We paid our admission and wandered around, it wasn't much of a castle really, but had some good viewpoints over the city. We fortified ourselves with some coffee and hot chocolate (which was literally melted chocolate), and then we were off again to Tivoli Park, on the other side of the river. The park was laid out during the French imperial administration of Ljubljana in 1813 and named after the Parisian Jardins de Tivoli. The main reason we headed out this way was to go to the Hot Horse cafĂ© which as the name suggests sells horse burgers. Alas it was closed, which was a bit of a relief really as Lou was still struggling to figure out the ethical dilemma of eating a horse. 


So instead for lunch we came across this amazing little restaurant which was one of the highlights of our trip, the menu was all in Slovenian but the waiter spoke perfect English and basically said that we should have the 3 course set menu…we were hesitant and then Lou asked the price and we both agreed that the 8 Euros each was worth it! Unbelievably cheap, we had onion soup, a gorgeous salad and shared the mains of pork fillet and vegetable pasta and finished up with a fruit platter. Hamish also took the opportunity to sample the local brew, Union, which was extremely good as well. 

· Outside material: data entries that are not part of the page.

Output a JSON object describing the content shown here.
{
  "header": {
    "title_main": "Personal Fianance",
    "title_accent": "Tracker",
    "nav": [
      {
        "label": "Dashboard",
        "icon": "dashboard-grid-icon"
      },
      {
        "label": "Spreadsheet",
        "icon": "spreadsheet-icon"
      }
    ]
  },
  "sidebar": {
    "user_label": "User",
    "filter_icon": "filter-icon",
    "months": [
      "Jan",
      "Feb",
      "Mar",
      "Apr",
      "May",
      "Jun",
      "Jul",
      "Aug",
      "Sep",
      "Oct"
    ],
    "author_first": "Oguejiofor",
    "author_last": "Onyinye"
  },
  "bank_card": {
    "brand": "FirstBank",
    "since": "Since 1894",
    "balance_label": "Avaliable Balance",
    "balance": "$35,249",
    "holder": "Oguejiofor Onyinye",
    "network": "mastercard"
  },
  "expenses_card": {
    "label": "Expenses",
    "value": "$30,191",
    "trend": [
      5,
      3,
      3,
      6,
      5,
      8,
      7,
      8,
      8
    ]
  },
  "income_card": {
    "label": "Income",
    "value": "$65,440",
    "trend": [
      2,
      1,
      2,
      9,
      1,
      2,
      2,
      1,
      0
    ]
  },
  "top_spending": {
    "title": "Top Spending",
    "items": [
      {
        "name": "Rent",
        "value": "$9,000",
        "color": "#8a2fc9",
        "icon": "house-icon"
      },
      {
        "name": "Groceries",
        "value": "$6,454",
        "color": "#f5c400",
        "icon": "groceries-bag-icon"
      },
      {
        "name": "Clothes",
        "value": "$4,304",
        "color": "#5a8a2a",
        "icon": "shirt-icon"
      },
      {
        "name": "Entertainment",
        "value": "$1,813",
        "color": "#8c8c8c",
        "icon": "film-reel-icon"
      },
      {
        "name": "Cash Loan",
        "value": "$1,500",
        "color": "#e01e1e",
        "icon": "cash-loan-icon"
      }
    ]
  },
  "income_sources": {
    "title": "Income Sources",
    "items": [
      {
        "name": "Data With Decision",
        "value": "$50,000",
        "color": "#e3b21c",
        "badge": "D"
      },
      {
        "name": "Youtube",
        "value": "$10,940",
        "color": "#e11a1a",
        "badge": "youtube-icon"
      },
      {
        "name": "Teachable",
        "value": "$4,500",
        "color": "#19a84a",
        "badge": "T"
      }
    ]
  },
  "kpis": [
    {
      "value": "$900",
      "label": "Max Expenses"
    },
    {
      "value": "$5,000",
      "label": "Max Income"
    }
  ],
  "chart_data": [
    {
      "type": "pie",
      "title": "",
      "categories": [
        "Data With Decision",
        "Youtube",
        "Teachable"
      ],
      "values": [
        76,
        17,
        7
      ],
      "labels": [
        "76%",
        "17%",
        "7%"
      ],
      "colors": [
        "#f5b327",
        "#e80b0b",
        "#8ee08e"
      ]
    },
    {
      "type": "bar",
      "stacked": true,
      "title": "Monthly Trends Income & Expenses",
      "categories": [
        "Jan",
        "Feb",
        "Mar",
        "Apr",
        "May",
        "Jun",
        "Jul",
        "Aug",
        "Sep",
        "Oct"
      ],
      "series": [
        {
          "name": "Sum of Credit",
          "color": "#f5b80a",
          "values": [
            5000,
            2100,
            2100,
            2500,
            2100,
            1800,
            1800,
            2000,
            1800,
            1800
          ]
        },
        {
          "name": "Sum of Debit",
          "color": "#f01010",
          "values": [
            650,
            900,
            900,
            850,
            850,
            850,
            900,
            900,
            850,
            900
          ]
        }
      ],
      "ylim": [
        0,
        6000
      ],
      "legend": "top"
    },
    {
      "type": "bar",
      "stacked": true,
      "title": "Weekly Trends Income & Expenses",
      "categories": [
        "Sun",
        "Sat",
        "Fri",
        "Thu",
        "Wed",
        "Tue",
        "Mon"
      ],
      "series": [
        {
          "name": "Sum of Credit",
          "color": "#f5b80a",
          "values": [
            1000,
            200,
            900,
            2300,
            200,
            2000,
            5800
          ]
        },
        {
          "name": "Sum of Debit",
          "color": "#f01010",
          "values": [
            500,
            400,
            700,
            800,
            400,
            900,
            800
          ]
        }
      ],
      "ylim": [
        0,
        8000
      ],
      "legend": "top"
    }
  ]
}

Feeling slightly food drunk and sleepy we stumbled out into the daylight and made the call to try and find somewhere to have a special New Year's Eve dinner that night. Unfortunately almost everywhere was booked up and the places that weren't only did set menus starting at 60 euros each which was just too steep. So we gave up and decided we would have Christmas market food for dinner and have a nice meal out the following day.

As it was New Year's eve we thought we should sample some of the local wine so we grabbed a bottle of Slovenian red wine (not just a normal bottle, a litre bottle) for a grand total of about $NZD 4…amazing. We settled in our hotel room and had a few drinks trying to conserve as much heat as possible before heading out again to the minus 4 degree temps. Lou has never worn so many clothes, 4 layers of thermals was the last count.

We repeated last night's dinner but this time splashed out and got some chips and we treated ourselves to a waffle for pudding as well. Lou also got a bit crazy and tried the Radler version of the Union beer, grapefruit flavour which was delicious. We kind of wandered around, unsure of what was going to happen, and then at about 11.50pm when Lou's body was literally aching with cold, we gathered with the rest of the Ljubljana locals outside the big clock and waited. The fireworks were incredible, a lot of people had brought bottles of champagne and at midnight they all popped them open, and everyone was just very jolly (i.e. drunk). No countdown though which was a bit of a shame, but I guess that’s because the town clock doesn't have a second's hand. So midnight had come and gone and we ducked around the corner to our hotel and went straight to sleep. I tell you what, being cold really makes you very tired!








Highlight: The lights, the fireworks, the mulled wine and the waffles. All magical
Lowlight: It was sooooo cold (for old lady Lou)!!!!
Interesting Fact: Slovenia is bordered by 4 countries, Italy, Austria, Hungary and Croatia.